I promptly copied all that important stuff down to my personal computer, over the course of a few hours, and allowed Rescue Mode to end, and the machine to restart into its broken state. All right, I think, this is my cosmic punishment for not upgrading the machine from Ubuntu Hardy LTS, and not keeping the security packages up to date. Reinstall a new OS, with the latest version of Ubuntu they offer, and keep the bastard thing up to date.

Except that it doesn’t quite work that well. On trying to rebuild the new OS image… it goes into a error state again.

Well and truly hosed.

I spun up a new machine, in a new DC, and I’m in the process of reinstalling all the software packages and restoring the databases. Subversion’s staying out; this is definitely the straw that broke the camel’s back in terms of moving my personal projects to Git. Mail comes last, because setting up mail is such a pain in the ass.

And monitoring this time! And backups! Oh my God.

Let this be a lesson: if you aren’t monitoring it, you aren’t running a service. Keep backups (and, if you have the infrastructure, periodically try to refresh from them). And keep your servers up-to-date. Especially security updates!

And, might I add, many many thanks to the Rackspace customer support team. They really saved my bacon here.

Tuesday, 1 June 2010

In which a scale is found tipping

There’s a certain aphorism that I’ve been thinking about lately: “there are twenty-four useful hours in every day” I don’t recall where I heard it first—as I recall, the version I heard growing up was “you’ve got the same amount of time in the day as the rest of us”—but I’ve realised two things about that first saying:

  1. There are decidedly not twenty-four useful hours in every day. Depending on your particularly sleep needs, there are eighteen and, say, fifteen waking hours in every day. Then when you factor in time spent in transit between work/school and home, and mealtimes, along with basic hygiene needs, your time-per-day number drops considerably. I”d estimate around twelve. Your mileage may vary, depending on, well, the mileage between home and what you do to make a living.
  2. I need more. I think this is why I’m reminded if my father’s different, truer version of the saying.

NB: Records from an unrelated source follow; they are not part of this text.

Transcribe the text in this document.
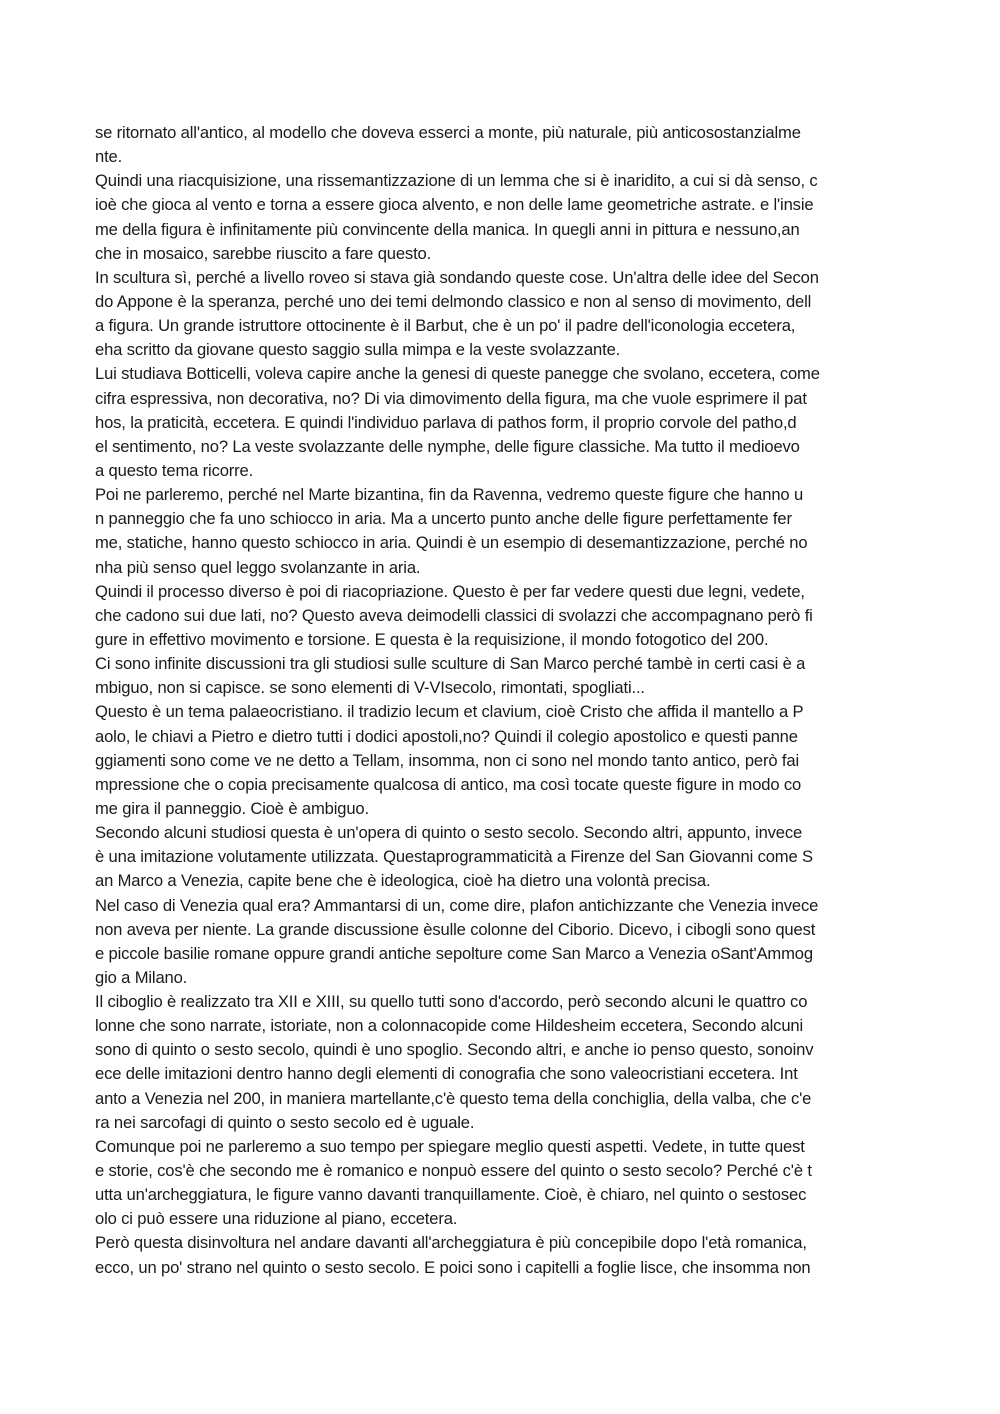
se ritornato all'antico, al modello che doveva esserci a monte, più naturale, più anticosostanzialme
nte.
Quindi una riacquisizione, una rissemantizzazione di un lemma che si è inaridito, a cui si dà senso, c
ioè che gioca al vento e torna a essere gioca alvento, e non delle lame geometriche astrate. e l'insie
me della figura è infinitamente più convincente della manica. In quegli anni in pittura e nessuno,an
che in mosaico, sarebbe riuscito a fare questo.
In scultura sì, perché a livello roveo si stava già sondando queste cose. Un'altra delle idee del Secon
do Appone è la speranza, perché uno dei temi delmondo classico e non al senso di movimento, dell
a figura. Un grande istruttore ottocinente è il Barbut, che è un po' il padre dell'iconologia eccetera,
eha scritto da giovane questo saggio sulla mimpa e la veste svolazzante.
Lui studiava Botticelli, voleva capire anche la genesi di queste panegge che svolano, eccetera, come
cifra espressiva, non decorativa, no? Di via dimovimento della figura, ma che vuole esprimere il pat
hos, la praticità, eccetera. E quindi l'individuo parlava di pathos form, il proprio corvole del patho,d
el sentimento, no? La veste svolazzante delle nymphe, delle figure classiche. Ma tutto il medioevo
a questo tema ricorre.
Poi ne parleremo, perché nel Marte bizantina, fin da Ravenna, vedremo queste figure che hanno u
n panneggio che fa uno schiocco in aria. Ma a uncerto punto anche delle figure perfettamente fer
me, statiche, hanno questo schiocco in aria. Quindi è un esempio di desemantizzazione, perché no
nha più senso quel leggo svolanzante in aria.
Quindi il processo diverso è poi di riacopriazione. Questo è per far vedere questi due legni, vedete,
che cadono sui due lati, no? Questo aveva deimodelli classici di svolazzi che accompagnano però fi
gure in effettivo movimento e torsione. E questa è la requisizione, il mondo fotogotico del 200.
Ci sono infinite discussioni tra gli studiosi sulle sculture di San Marco perché tambè in certi casi è a
mbiguo, non si capisce. se sono elementi di V-VIsecolo, rimontati, spogliati...
Questo è un tema palaeocristiano. il tradizio lecum et clavium, cioè Cristo che affida il mantello a P
aolo, le chiavi a Pietro e dietro tutti i dodici apostoli,no? Quindi il colegio apostolico e questi panne
ggiamenti sono come ve ne detto a Tellam, insomma, non ci sono nel mondo tanto antico, però fai
mpressione che o copia precisamente qualcosa di antico, ma così tocate queste figure in modo co
me gira il panneggio. Cioè è ambiguo.
Secondo alcuni studiosi questa è un'opera di quinto o sesto secolo. Secondo altri, appunto, invece
è una imitazione volutamente utilizzata. Questaprogrammaticità a Firenze del San Giovanni come S
an Marco a Venezia, capite bene che è ideologica, cioè ha dietro una volontà precisa.
Nel caso di Venezia qual era? Ammantarsi di un, come dire, plafon antichizzante che Venezia invece
non aveva per niente. La grande discussione èsulle colonne del Ciborio. Dicevo, i cibogli sono quest
e piccole basilie romane oppure grandi antiche sepolture come San Marco a Venezia oSant'Ammog
gio a Milano.
Il ciboglio è realizzato tra XII e XIII, su quello tutti sono d'accordo, però secondo alcuni le quattro co
lonne che sono narrate, istoriate, non a colonnacopide come Hildesheim eccetera, Secondo alcuni
sono di quinto o sesto secolo, quindi è uno spoglio. Secondo altri, e anche io penso questo, sonoinv
ece delle imitazioni dentro hanno degli elementi di conografia che sono valeocristiani eccetera. Int
anto a Venezia nel 200, in maniera martellante,c'è questo tema della conchiglia, della valba, che c'e
ra nei sarcofagi di quinto o sesto secolo ed è uguale.
Comunque poi ne parleremo a suo tempo per spiegare meglio questi aspetti. Vedete, in tutte quest
e storie, cos'è che secondo me è romanico e nonpuò essere del quinto o sesto secolo? Perché c'è t
utta un'archeggiatura, le figure vanno davanti tranquillamente. Cioè, è chiaro, nel quinto o sestosec
olo ci può essere una riduzione al piano, eccetera.
Però questa disinvoltura nel andare davanti all'archeggiatura è più concepibile dopo l'età romanica,
ecco, un po' strano nel quinto o sesto secolo. E poici sono i capitelli a foglie lisce, che insomma non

There are people in this industry, in this city, who love the freelancing life; people who love seeking out the Next Big Contract, and who get off on working late into the night to make a higher paycheque than the next guy. I’m not one of those people, as I’ve been discovering this year.

Don’t get me wrong. I like networking, and I like making things happens, and I like being able to say, “you know that thing that you use? I made that.” It’s a great feeling. But for the past few months, I’ve really felt like I’ve had at least twenty-four hours of work to do, every single day. So I perpetually feel like I’m behind. And that’s a pretty crappy feeling.

I read a book a few years back called The Hacker Ethic. It discusses the Protestant work ethic, which I think is a huge influence, in this city, of why people will willingly put in ten- or twelve-hour working days, five or six days a week. I don’t get that. I’ve been doing that for months, and it’s awful. All you’re thinking about is what you have to do. Your main focus is making more money. But why? So you can buy more things?

Seriously, everybody should read that book. I got into computers professionally because I love using them, and bending them to my will. But I also love my wife, and it’s important to find that work/life balance that keeps you sane and healthy.

This is becoming a bit of a rant, so I think I’d best cut it off. Too much work to do, anyway.